I due ricercatori contattarono allora Anutosh Chakraborty, un biologo molecolare che stava studiando tali topi presso la stessa Università di Scripps. Gli animali in questione non hanno il gene che codifica per l’enzima inositolo esacisfosfato chinasi 1 (IP6K1) che svolgere un ruolo nell’accumulo di grassi e nella sensibilità all’insulina. Gli scienziati hanno presupposto che questo enzima potrebbe influenzare le cellule staminali mesenchimali (MSC) che sono la fonte predominante di tessuto osseo e adiposo nel midollo osseo adulto e giocano un ruolo critico nell’omeostasi dello scheletro. Un’alterazione a livello del midollo osseo in favore dell’adipogenesi rispetto all’osteogenesi porta ad una involuzione del tessuto ed al progressivo indebolimento dell’osso.
In un recente articolo pubblicato sulla rivista scientifica Stem Cells, i ricercatori hanno dimostrato che, nutrendo topi normali e topi geneticamente modificati con una dieta ad alto contenuto di grassi per 8 settimane, non solo i topi alterati geneticamente sviluppano meno cellule adipose, ma la loro produzione di cellule ossee è addirittura superiore rispetto a quella dei topi normali. Gli scienziati hanno poi indagato la possibilità di somministrare un farmaco per ottenere lo stesso effetto nei topi normali. Hanno perciò ripetuto l’esperimento alimentando i topi normali con una dieta ad alto contenuto di grassi per 8 settimane e somministrando loro nel contempo dosi giornaliere di TNP, un noto inibitore IP6K1, o un placebo.

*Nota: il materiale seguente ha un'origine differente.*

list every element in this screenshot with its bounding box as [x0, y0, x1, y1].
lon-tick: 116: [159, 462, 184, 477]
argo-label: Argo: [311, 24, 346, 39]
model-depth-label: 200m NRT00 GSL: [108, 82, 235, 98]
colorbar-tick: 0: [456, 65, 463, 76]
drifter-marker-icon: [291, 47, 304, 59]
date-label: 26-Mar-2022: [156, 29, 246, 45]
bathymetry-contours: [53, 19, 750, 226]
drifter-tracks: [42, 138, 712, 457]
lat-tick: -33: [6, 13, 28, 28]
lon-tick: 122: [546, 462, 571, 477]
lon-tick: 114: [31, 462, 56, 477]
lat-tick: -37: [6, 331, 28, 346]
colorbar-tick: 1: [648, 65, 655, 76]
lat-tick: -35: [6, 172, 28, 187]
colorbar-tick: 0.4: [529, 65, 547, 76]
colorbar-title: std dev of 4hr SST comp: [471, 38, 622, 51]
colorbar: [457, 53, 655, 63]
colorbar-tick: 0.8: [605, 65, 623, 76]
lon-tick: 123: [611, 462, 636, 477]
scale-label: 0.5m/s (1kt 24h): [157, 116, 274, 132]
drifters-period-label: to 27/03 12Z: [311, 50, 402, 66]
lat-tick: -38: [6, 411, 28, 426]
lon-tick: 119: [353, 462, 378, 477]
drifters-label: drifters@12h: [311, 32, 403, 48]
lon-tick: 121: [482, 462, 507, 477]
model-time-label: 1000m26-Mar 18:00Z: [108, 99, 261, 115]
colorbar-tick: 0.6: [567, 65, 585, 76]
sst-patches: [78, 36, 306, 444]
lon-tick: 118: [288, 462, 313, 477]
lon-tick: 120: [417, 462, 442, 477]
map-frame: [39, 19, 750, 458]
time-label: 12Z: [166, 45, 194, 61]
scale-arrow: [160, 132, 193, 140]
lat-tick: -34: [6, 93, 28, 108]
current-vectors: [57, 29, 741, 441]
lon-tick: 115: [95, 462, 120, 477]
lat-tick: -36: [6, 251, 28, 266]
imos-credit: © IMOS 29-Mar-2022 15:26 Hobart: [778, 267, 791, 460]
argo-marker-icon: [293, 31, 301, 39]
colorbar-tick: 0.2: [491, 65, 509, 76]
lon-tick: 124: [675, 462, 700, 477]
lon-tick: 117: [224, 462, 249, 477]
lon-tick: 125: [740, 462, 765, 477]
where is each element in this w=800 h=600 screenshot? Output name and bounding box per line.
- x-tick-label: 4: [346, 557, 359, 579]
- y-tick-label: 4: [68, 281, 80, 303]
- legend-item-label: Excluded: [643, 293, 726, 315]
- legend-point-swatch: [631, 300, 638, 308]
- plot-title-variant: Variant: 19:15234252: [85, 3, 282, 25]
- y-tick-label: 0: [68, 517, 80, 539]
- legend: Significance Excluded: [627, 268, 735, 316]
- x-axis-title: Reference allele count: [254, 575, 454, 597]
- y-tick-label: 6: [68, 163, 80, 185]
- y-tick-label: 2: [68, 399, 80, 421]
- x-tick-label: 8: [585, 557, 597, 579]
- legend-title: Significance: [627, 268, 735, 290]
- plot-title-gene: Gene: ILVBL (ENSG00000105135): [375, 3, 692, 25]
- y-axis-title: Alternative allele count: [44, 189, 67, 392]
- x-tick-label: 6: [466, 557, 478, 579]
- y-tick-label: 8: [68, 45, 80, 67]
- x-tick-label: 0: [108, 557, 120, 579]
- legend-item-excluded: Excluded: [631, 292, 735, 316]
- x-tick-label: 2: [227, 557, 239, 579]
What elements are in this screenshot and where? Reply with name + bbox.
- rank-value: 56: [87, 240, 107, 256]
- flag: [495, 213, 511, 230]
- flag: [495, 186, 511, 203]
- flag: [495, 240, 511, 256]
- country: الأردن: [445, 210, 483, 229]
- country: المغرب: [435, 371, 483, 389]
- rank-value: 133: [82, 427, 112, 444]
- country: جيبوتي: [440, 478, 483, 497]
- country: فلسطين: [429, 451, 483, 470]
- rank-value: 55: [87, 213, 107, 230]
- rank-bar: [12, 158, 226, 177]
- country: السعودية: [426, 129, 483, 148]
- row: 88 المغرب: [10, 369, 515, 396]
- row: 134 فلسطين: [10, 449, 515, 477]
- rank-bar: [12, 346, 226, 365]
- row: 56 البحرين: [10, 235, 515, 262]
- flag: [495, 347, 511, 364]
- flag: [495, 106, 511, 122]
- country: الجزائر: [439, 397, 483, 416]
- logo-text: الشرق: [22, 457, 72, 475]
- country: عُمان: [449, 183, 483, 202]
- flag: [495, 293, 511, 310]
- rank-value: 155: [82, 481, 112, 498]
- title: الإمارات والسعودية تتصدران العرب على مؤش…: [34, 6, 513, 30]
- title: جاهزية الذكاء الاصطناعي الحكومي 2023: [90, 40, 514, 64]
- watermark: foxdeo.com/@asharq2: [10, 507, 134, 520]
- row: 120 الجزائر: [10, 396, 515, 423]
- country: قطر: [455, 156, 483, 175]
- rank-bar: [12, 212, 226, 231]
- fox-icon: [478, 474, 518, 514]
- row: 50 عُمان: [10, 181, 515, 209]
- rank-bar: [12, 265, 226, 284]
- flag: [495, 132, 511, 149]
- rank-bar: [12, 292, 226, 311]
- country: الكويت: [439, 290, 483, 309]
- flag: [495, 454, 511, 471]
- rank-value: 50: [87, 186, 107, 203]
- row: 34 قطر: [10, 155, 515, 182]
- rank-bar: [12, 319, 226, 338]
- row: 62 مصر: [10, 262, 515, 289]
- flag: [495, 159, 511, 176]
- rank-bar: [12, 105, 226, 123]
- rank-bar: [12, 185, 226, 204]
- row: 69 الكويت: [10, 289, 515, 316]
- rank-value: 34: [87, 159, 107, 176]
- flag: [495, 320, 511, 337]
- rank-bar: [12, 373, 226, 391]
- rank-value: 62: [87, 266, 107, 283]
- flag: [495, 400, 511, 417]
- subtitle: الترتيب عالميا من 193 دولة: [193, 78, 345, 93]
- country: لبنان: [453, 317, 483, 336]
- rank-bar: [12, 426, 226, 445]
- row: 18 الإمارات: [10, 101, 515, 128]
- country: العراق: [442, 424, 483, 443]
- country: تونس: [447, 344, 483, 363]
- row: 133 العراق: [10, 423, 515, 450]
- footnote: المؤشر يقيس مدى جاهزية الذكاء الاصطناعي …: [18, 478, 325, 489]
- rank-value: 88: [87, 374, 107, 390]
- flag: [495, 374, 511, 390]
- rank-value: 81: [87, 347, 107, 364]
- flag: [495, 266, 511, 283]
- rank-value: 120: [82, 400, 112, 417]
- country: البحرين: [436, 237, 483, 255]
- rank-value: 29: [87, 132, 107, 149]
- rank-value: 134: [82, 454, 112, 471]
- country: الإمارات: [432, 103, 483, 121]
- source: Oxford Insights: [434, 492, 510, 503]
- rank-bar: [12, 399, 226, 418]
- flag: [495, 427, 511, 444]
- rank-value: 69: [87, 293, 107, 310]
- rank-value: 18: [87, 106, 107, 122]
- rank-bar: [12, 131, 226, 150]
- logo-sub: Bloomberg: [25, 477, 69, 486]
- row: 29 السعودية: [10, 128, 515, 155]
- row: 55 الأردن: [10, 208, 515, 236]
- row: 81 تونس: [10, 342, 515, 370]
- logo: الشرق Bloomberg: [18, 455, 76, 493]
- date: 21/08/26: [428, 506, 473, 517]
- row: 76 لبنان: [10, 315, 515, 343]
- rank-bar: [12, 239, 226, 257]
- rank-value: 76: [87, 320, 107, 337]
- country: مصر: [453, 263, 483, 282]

L’analisi delle ossa e del midollo osseo degli animali ha evidenziato che i topi che avevano ricevuto TNP avevano significativamente più cellule ossee, meno cellule adipose ed una maggiore area ossea complessiva. L’inibitore di IP6K1 ha perciò apparentemente protetto i topi dagli effetti dannosi della dieta ad alto contenuto di grassi.
I ricercatori devono ancora capire come far sì che gli effetti di TNP siano localizzati esclusivamente alle cellule MSC anziché a tutto il corpo poiché il farmaco è in grado di bloccare altri enzimi oltre a IP6K1. Resta il fatto che l’inibizione di IP6K1 è un obiettivo promettente per i pazienti con diabete e obesità. Lo stesso farmaco sta per essere testato in una vasta gamma di malattie e disturbi legati all’osso e potrebbe persino aiutare a guarire le ossa rotte. Ci si chiede infine se questa stessa terapia possa essere applicata anche per i viaggi spaziali, poiché le ossa sono particolarmente vulnerabili al deterioramento in assenza di gravità.